The Historiography of Islamic Egypt

The Historiography of Islamic Egypt
Title The Historiography of Islamic Egypt PDF eBook
Author Hugh N. Kennedy
Publisher BRILL
Total Pages 290
Release 2001-01-01
Genre History
ISBN 9789004117945

Download The Historiography of Islamic Egypt Book in PDF, Epub and Kindle

This collection of essays discusses the rich and varied tradition of history writing in mediaeval and early modern Egypt, providing new insights into the works and the lives and outlooks of their authors.

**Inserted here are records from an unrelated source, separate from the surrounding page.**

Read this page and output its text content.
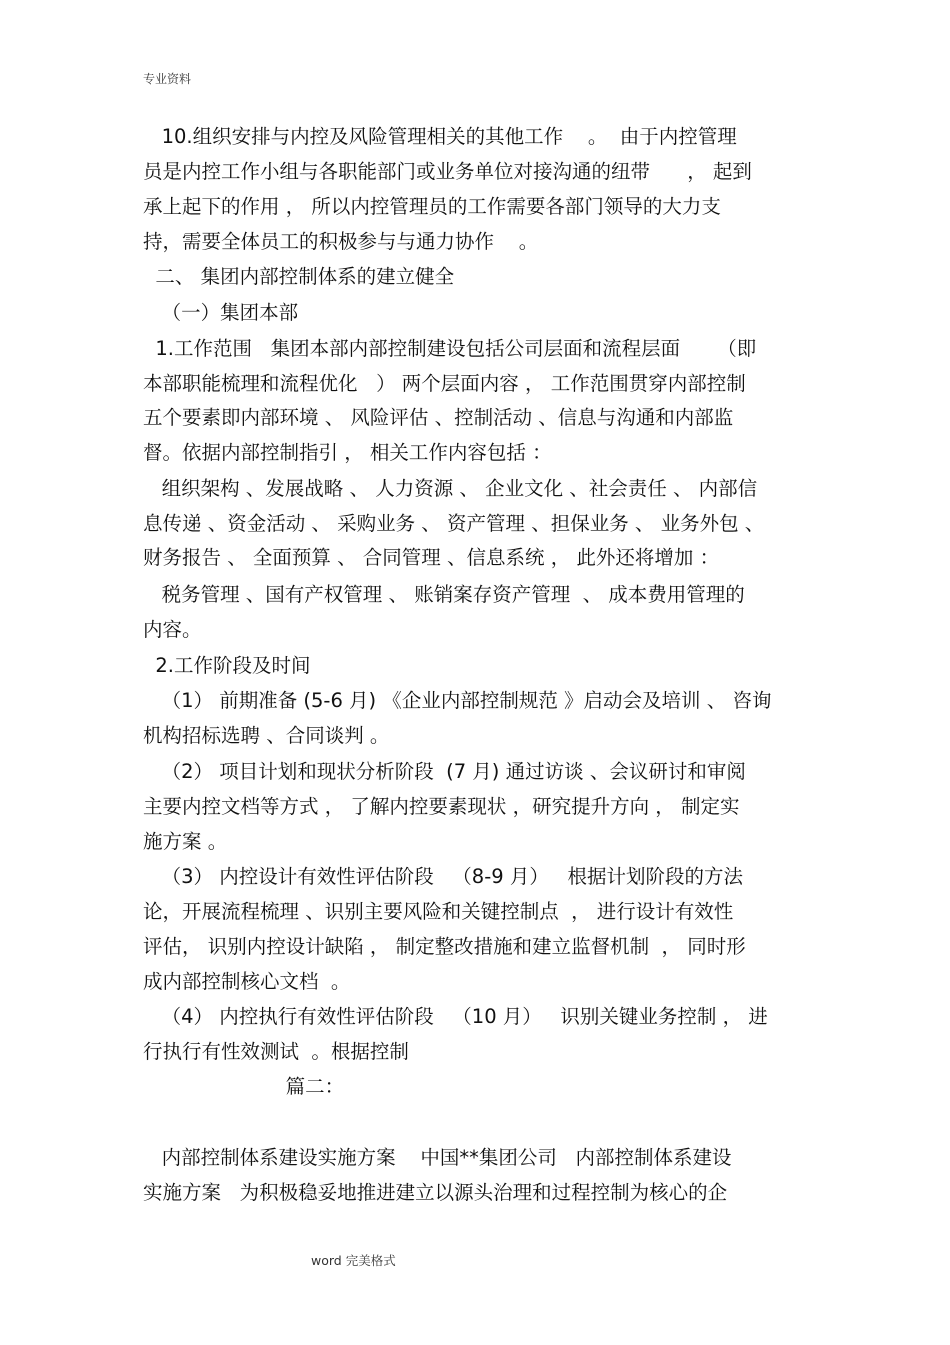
专业资料
10.组织安排与内控及风险管理相关的其他工作    。  由于内控管理
员是内控工作小组与各职能部门或业务单位对接沟通的纽带      ， 起到
承上起下的作用 ， 所以内控管理员的工作需要各部门领导的大力支
持，需要全体员工的积极参与与通力协作    。
二、 集团内部控制体系的建立健全
（一）集团本部
1.工作范围   集团本部内部控制建设包括公司层面和流程层面      （即
本部职能梳理和流程优化   ） 两个层面内容 ， 工作范围贯穿内部控制
五个要素即内部环境 、 风险评估 、控制活动 、信息与沟通和内部监
督。依据内部控制指引 ， 相关工作内容包括 ：
组织架构 、发展战略 、 人力资源 、 企业文化 、社会责任 、 内部信
息传递 、资金活动 、 采购业务 、 资产管理 、担保业务 、 业务外包 、
财务报告 、 全面预算 、 合同管理 、信息系统 ， 此外还将增加 ：
税务管理 、国有产权管理 、 账销案存资产管理  、 成本费用管理的
内容。
2.工作阶段及时间
（1） 前期准备 (5-6 月) 《企业内部控制规范 》启动会及培训 、 咨询
机构招标选聘 、合同谈判 。
（2） 项目计划和现状分析阶段  (7 月) 通过访谈 、会议研讨和审阅
主要内控文档等方式 ， 了解内控要素现状 ，研究提升方向 ， 制定实
施方案 。
（3） 内控设计有效性评估阶段   （8-9 月）   根据计划阶段的方法
论，开展流程梳理 、识别主要风险和关键控制点  ， 进行设计有效性
评估， 识别内控设计缺陷 ， 制定整改措施和建立监督机制  ， 同时形
成内部控制核心文档  。
（4） 内控执行有效性评估阶段   （10 月）   识别关键业务控制 ， 进
行执行有性效测试  。根据控制
篇二：
内部控制体系建设实施方案    中国**集团公司   内部控制体系建设
实施方案   为积极稳妥地推进建立以源头治理和过程控制为核心的企
word 完美格式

Medieval Islamic Historiography

Medieval Islamic Historiography
Title Medieval Islamic Historiography PDF eBook
Author Heather N. Keaney
Publisher Routledge
Total Pages 229
Release 2013-07-18
Genre History
ISBN 1134081065

Download Medieval Islamic Historiography Book in PDF, Epub and Kindle

This book is a comparative analysis of the medieval Sunni historiography of the caliphate of Uthman b. Affan and the revolt against him. By comparing treatments of Uthman in pietistic literature and universal chronicles, the work traces the gradual silencing of more critical accounts in favor of those that portray Uthman as a saintly companion of the Prophet Muhammad. Through a comparative analysis of authors between genres and time periods, this book shows how authors were able to convey their personal perspectives on important religio-political tensions that emerged through the revolt against Uthman, namely the tension between Sunnis and Shiis, religious and political authority and appeals to maintain stability and unity vs. appeals for greater justice. This last debate, which in many ways began with the revolt against Uthman, has been repeated most recently in the Arab Spring. This work therefore provides readers with helpful historical context for important contemporary debates.